JG: (laughing): Lovely!
NC: In the old days, when we entertainers were considered rogues and vagabonds and we weren't received socially--which of course saved us an enormous amount of boredom -- we were bloody well paid for performing. We might be shown in through the servants' quarters, but that was all right. You'd sing your song and get five hundred quid for it.

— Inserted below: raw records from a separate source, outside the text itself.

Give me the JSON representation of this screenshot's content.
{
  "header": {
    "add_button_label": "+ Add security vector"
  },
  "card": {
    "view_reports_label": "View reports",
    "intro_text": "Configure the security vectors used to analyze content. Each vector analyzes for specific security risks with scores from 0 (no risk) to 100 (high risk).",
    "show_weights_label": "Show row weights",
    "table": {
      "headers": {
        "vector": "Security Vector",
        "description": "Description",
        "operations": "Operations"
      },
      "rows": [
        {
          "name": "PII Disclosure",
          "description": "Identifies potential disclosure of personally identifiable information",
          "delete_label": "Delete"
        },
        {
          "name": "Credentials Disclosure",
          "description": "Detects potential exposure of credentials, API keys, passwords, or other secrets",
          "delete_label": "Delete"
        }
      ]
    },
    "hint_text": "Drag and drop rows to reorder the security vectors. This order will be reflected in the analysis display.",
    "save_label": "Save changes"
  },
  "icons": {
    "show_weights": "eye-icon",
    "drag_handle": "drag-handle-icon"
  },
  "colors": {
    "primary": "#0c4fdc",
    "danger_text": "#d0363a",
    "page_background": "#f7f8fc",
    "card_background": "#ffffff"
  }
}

JG: When I was at Metro -- I don't think I was much over twelve years old, and they didn't know what to do with me because they wanted you either five years old or eighteen, with nothing in between. Well, I was in between, and so was little Deanna Durbin, and they didn't know what to do with us. So we just went to school every day and wandered around the lot. Whenever the important stars had parties, though, they called the casting office and said "Bring those two kids." We would be taken over and we would wait with the servants until they called us into the drawing room, where we would perform. We never got five hundred quid, though. We got a dish of ice cream -- and it would always be melted.
NC: But I'm talking about the ... the big stars now -- not kids. In the old days the big stars were common trash, however big the star.

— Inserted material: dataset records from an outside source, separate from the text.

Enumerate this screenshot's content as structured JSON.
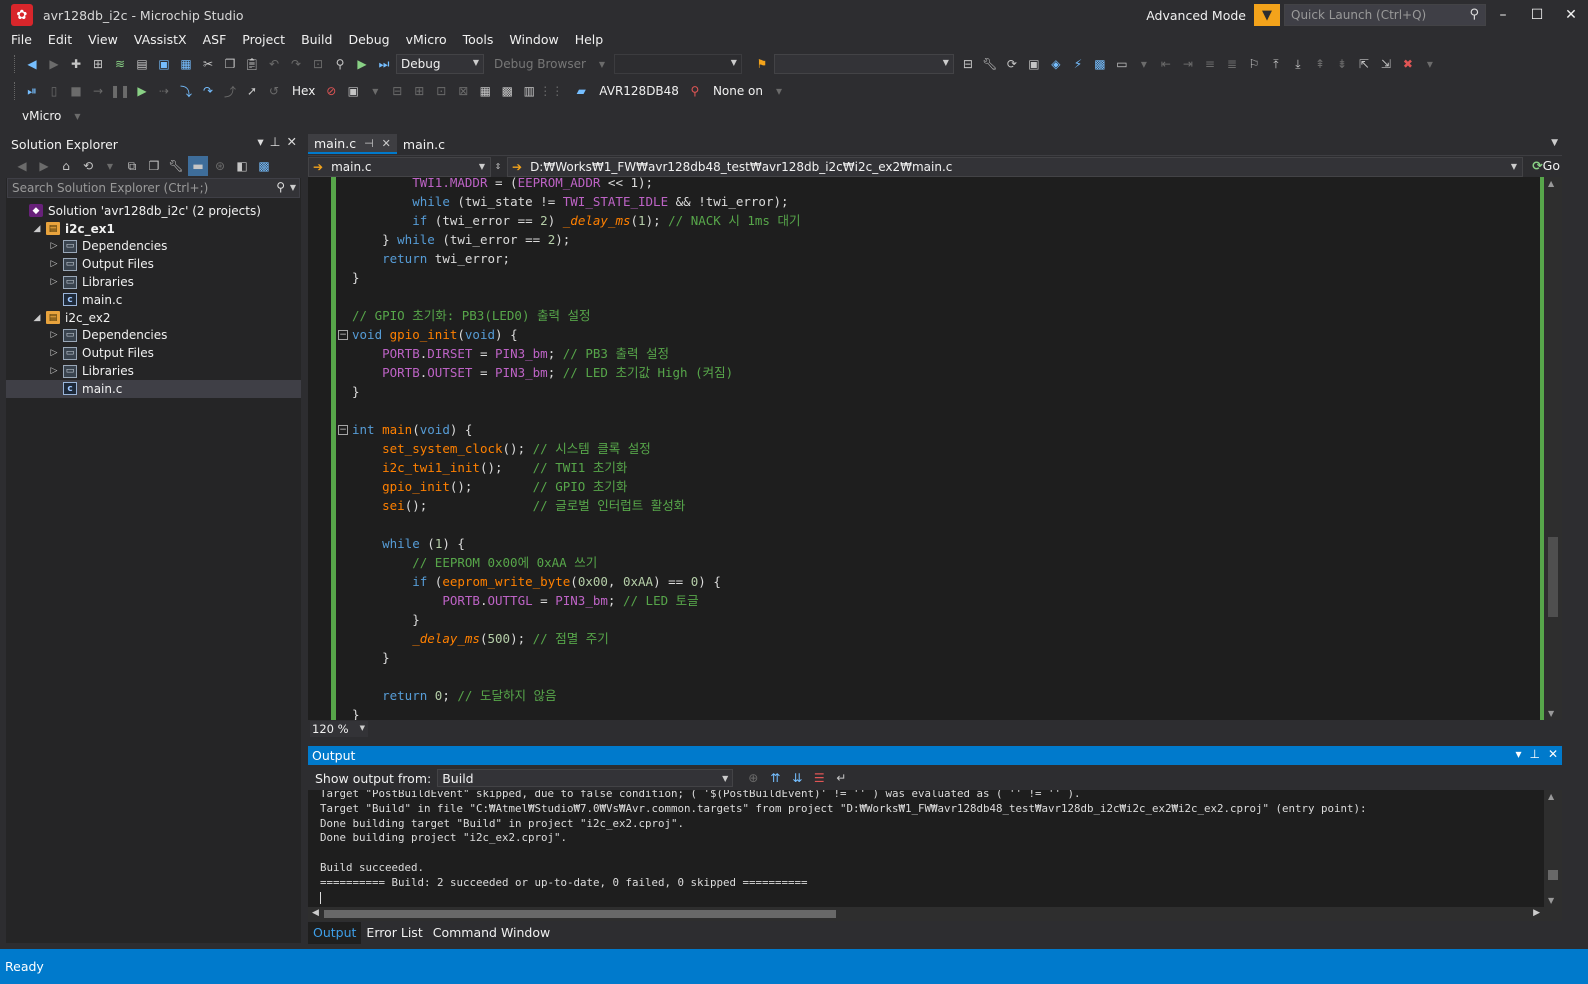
{
  "window": {
    "title": "avr128db_i2c - Microchip Studio",
    "mode_label": "Advanced Mode",
    "quick_launch_placeholder": "Quick Launch (Ctrl+Q)"
  },
  "menu": [
    "File",
    "Edit",
    "View",
    "VAssistX",
    "ASF",
    "Project",
    "Build",
    "Debug",
    "vMicro",
    "Tools",
    "Window",
    "Help"
  ],
  "toolbar": {
    "configuration": "Debug",
    "debug_browser": "Debug Browser",
    "hex_label": "Hex",
    "device": "AVR128DB48",
    "tool": "None on",
    "vmicro": "vMicro"
  },
  "solution_explorer": {
    "title": "Solution Explorer",
    "search_placeholder": "Search Solution Explorer (Ctrl+;)",
    "items": [
      {
        "label": "Solution 'avr128db_i2c' (2 projects)",
        "level": 0,
        "icon": "solution-icon",
        "twisty": "",
        "bold": false,
        "selected": false
      },
      {
        "label": "i2c_ex1",
        "level": 1,
        "icon": "project-icon",
        "twisty": "◢",
        "bold": true,
        "selected": false
      },
      {
        "label": "Dependencies",
        "level": 2,
        "icon": "folder-icon",
        "twisty": "▷",
        "bold": false,
        "selected": false
      },
      {
        "label": "Output Files",
        "level": 2,
        "icon": "folder-icon",
        "twisty": "▷",
        "bold": false,
        "selected": false
      },
      {
        "label": "Libraries",
        "level": 2,
        "icon": "folder-icon",
        "twisty": "▷",
        "bold": false,
        "selected": false
      },
      {
        "label": "main.c",
        "level": 2,
        "icon": "c-file-icon",
        "twisty": "",
        "bold": false,
        "selected": false
      },
      {
        "label": "i2c_ex2",
        "level": 1,
        "icon": "project-icon",
        "twisty": "◢",
        "bold": false,
        "selected": false
      },
      {
        "label": "Dependencies",
        "level": 2,
        "icon": "folder-icon",
        "twisty": "▷",
        "bold": false,
        "selected": false
      },
      {
        "label": "Output Files",
        "level": 2,
        "icon": "folder-icon",
        "twisty": "▷",
        "bold": false,
        "selected": false
      },
      {
        "label": "Libraries",
        "level": 2,
        "icon": "folder-icon",
        "twisty": "▷",
        "bold": false,
        "selected": false
      },
      {
        "label": "main.c",
        "level": 2,
        "icon": "c-file-icon",
        "twisty": "",
        "bold": false,
        "selected": true
      }
    ]
  },
  "editor": {
    "tabs": [
      {
        "label": "main.c",
        "active": true,
        "pin": "⊣",
        "close": "✕"
      },
      {
        "label": "main.c",
        "active": false,
        "pin": "",
        "close": ""
      }
    ],
    "nav_file": "main.c",
    "nav_path": "D:₩Works₩1_FW₩avr128db48_test₩avr128db_i2c₩i2c_ex2₩main.c",
    "go_label": "Go",
    "zoom": "120 %",
    "lines": [
      {
        "fold": "",
        "tokens": [
          [
            "",
            "        "
          ],
          [
            "mac",
            "TWI1.MADDR"
          ],
          [
            "",
            " = ("
          ],
          [
            "mac",
            "EEPROM_ADDR"
          ],
          [
            "",
            " << 1);"
          ]
        ]
      },
      {
        "fold": "",
        "tokens": [
          [
            "",
            "        "
          ],
          [
            "kw",
            "while"
          ],
          [
            "",
            " (twi_state != "
          ],
          [
            "mac",
            "TWI_STATE_IDLE"
          ],
          [
            "",
            " && !twi_error);"
          ]
        ]
      },
      {
        "fold": "",
        "tokens": [
          [
            "",
            "        "
          ],
          [
            "kw",
            "if"
          ],
          [
            "",
            " (twi_error == "
          ],
          [
            "num",
            "2"
          ],
          [
            "",
            ") "
          ],
          [
            "fi",
            "_delay_ms"
          ],
          [
            "",
            "("
          ],
          [
            "num",
            "1"
          ],
          [
            "",
            "); "
          ],
          [
            "cm",
            "// NACK 시 1ms 대기"
          ]
        ]
      },
      {
        "fold": "",
        "tokens": [
          [
            "",
            "    } "
          ],
          [
            "kw",
            "while"
          ],
          [
            "",
            " (twi_error == "
          ],
          [
            "num",
            "2"
          ],
          [
            "",
            ");"
          ]
        ]
      },
      {
        "fold": "",
        "tokens": [
          [
            "",
            "    "
          ],
          [
            "kw",
            "return"
          ],
          [
            "",
            " twi_error;"
          ]
        ]
      },
      {
        "fold": "",
        "tokens": [
          [
            "",
            "}"
          ]
        ]
      },
      {
        "fold": "",
        "tokens": [
          [
            "",
            ""
          ]
        ]
      },
      {
        "fold": "",
        "tokens": [
          [
            "cm",
            "// GPIO 초기화: PB3(LED0) 출력 설정"
          ]
        ]
      },
      {
        "fold": "⊟",
        "tokens": [
          [
            "kw",
            "void"
          ],
          [
            "",
            " "
          ],
          [
            "fn",
            "gpio_init"
          ],
          [
            "",
            "("
          ],
          [
            "kw",
            "void"
          ],
          [
            "",
            ") {"
          ]
        ]
      },
      {
        "fold": "",
        "tokens": [
          [
            "",
            "    "
          ],
          [
            "mac",
            "PORTB"
          ],
          [
            "",
            "."
          ],
          [
            "mac",
            "DIRSET"
          ],
          [
            "",
            " = "
          ],
          [
            "mac",
            "PIN3_bm"
          ],
          [
            "",
            "; "
          ],
          [
            "cm",
            "// PB3 출력 설정"
          ]
        ]
      },
      {
        "fold": "",
        "tokens": [
          [
            "",
            "    "
          ],
          [
            "mac",
            "PORTB"
          ],
          [
            "",
            "."
          ],
          [
            "mac",
            "OUTSET"
          ],
          [
            "",
            " = "
          ],
          [
            "mac",
            "PIN3_bm"
          ],
          [
            "",
            "; "
          ],
          [
            "cm",
            "// LED 초기값 High (켜짐)"
          ]
        ]
      },
      {
        "fold": "",
        "tokens": [
          [
            "",
            "}"
          ]
        ]
      },
      {
        "fold": "",
        "tokens": [
          [
            "",
            ""
          ]
        ]
      },
      {
        "fold": "⊟",
        "tokens": [
          [
            "kw",
            "int"
          ],
          [
            "",
            " "
          ],
          [
            "fn",
            "main"
          ],
          [
            "",
            "("
          ],
          [
            "kw",
            "void"
          ],
          [
            "",
            ") {"
          ]
        ]
      },
      {
        "fold": "",
        "tokens": [
          [
            "",
            "    "
          ],
          [
            "fn",
            "set_system_clock"
          ],
          [
            "",
            "(); "
          ],
          [
            "cm",
            "// 시스템 클록 설정"
          ]
        ]
      },
      {
        "fold": "",
        "tokens": [
          [
            "",
            "    "
          ],
          [
            "fn",
            "i2c_twi1_init"
          ],
          [
            "",
            "();    "
          ],
          [
            "cm",
            "// TWI1 초기화"
          ]
        ]
      },
      {
        "fold": "",
        "tokens": [
          [
            "",
            "    "
          ],
          [
            "fn",
            "gpio_init"
          ],
          [
            "",
            "();        "
          ],
          [
            "cm",
            "// GPIO 초기화"
          ]
        ]
      },
      {
        "fold": "",
        "tokens": [
          [
            "",
            "    "
          ],
          [
            "fn",
            "sei"
          ],
          [
            "",
            "();              "
          ],
          [
            "cm",
            "// 글로벌 인터럽트 활성화"
          ]
        ]
      },
      {
        "fold": "",
        "tokens": [
          [
            "",
            ""
          ]
        ]
      },
      {
        "fold": "",
        "tokens": [
          [
            "",
            "    "
          ],
          [
            "kw",
            "while"
          ],
          [
            "",
            " ("
          ],
          [
            "num",
            "1"
          ],
          [
            "",
            ") {"
          ]
        ]
      },
      {
        "fold": "",
        "tokens": [
          [
            "",
            "        "
          ],
          [
            "cm",
            "// EEPROM 0x00에 0xAA 쓰기"
          ]
        ]
      },
      {
        "fold": "",
        "tokens": [
          [
            "",
            "        "
          ],
          [
            "kw",
            "if"
          ],
          [
            "",
            " ("
          ],
          [
            "fn",
            "eeprom_write_byte"
          ],
          [
            "",
            "("
          ],
          [
            "num",
            "0x00"
          ],
          [
            "",
            ", "
          ],
          [
            "num",
            "0xAA"
          ],
          [
            "",
            ") == "
          ],
          [
            "num",
            "0"
          ],
          [
            "",
            ") {"
          ]
        ]
      },
      {
        "fold": "",
        "tokens": [
          [
            "",
            "            "
          ],
          [
            "mac",
            "PORTB"
          ],
          [
            "",
            "."
          ],
          [
            "mac",
            "OUTTGL"
          ],
          [
            "",
            " = "
          ],
          [
            "mac",
            "PIN3_bm"
          ],
          [
            "",
            "; "
          ],
          [
            "cm",
            "// LED 토글"
          ]
        ]
      },
      {
        "fold": "",
        "tokens": [
          [
            "",
            "        }"
          ]
        ]
      },
      {
        "fold": "",
        "tokens": [
          [
            "",
            "        "
          ],
          [
            "fi",
            "_delay_ms"
          ],
          [
            "",
            "("
          ],
          [
            "num",
            "500"
          ],
          [
            "",
            "); "
          ],
          [
            "cm",
            "// 점멸 주기"
          ]
        ]
      },
      {
        "fold": "",
        "tokens": [
          [
            "",
            "    }"
          ]
        ]
      },
      {
        "fold": "",
        "tokens": [
          [
            "",
            ""
          ]
        ]
      },
      {
        "fold": "",
        "tokens": [
          [
            "",
            "    "
          ],
          [
            "kw",
            "return"
          ],
          [
            "",
            " "
          ],
          [
            "num",
            "0"
          ],
          [
            "",
            "; "
          ],
          [
            "cm",
            "// 도달하지 않음"
          ]
        ]
      },
      {
        "fold": "",
        "tokens": [
          [
            "",
            "}"
          ]
        ]
      }
    ]
  },
  "output": {
    "title": "Output",
    "show_from_label": "Show output from:",
    "source": "Build",
    "lines": [
      "Target \"PostBuildEvent\" skipped, due to false condition; ( '$(PostBuildEvent)' != '' ) was evaluated as ( '' != '' ).",
      "Target \"Build\" in file \"C:₩Atmel₩Studio₩7.0₩Vs₩Avr.common.targets\" from project \"D:₩Works₩1_FW₩avr128db48_test₩avr128db_i2c₩i2c_ex2₩i2c_ex2.cproj\" (entry point):",
      "Done building target \"Build\" in project \"i2c_ex2.cproj\".",
      "Done building project \"i2c_ex2.cproj\".",
      "",
      "Build succeeded.",
      "========== Build: 2 succeeded or up-to-date, 0 failed, 0 skipped =========="
    ],
    "tabs": [
      "Output",
      "Error List",
      "Command Window"
    ]
  },
  "status": {
    "text": "Ready"
  },
  "colors": {
    "accent": "#007acc",
    "background": "#2d2d30",
    "editor_bg": "#1e1e1e",
    "comment": "#57a64a",
    "keyword": "#569cd6",
    "function": "#ff8000",
    "macro": "#bd63c5"
  }
}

JG: With certain groups I still feel that I'm being taken up as a kind of -- you know, sort of, oh, it's fun with Judy Garland. She's fun! She sings! You feel you're being used as a kind of foolish court jester who'll be dropped next season when the newest property comes in.
NC: Oh, yes, and after you've done your number, darling, without any rehearsal and no lighting and no rest, someone says, "My, doesn't he look old."
JG: (laughing): Or fat.
NC: But, of course, it is no use ever expecting society to understand about show business or entertainers because they never do, do they?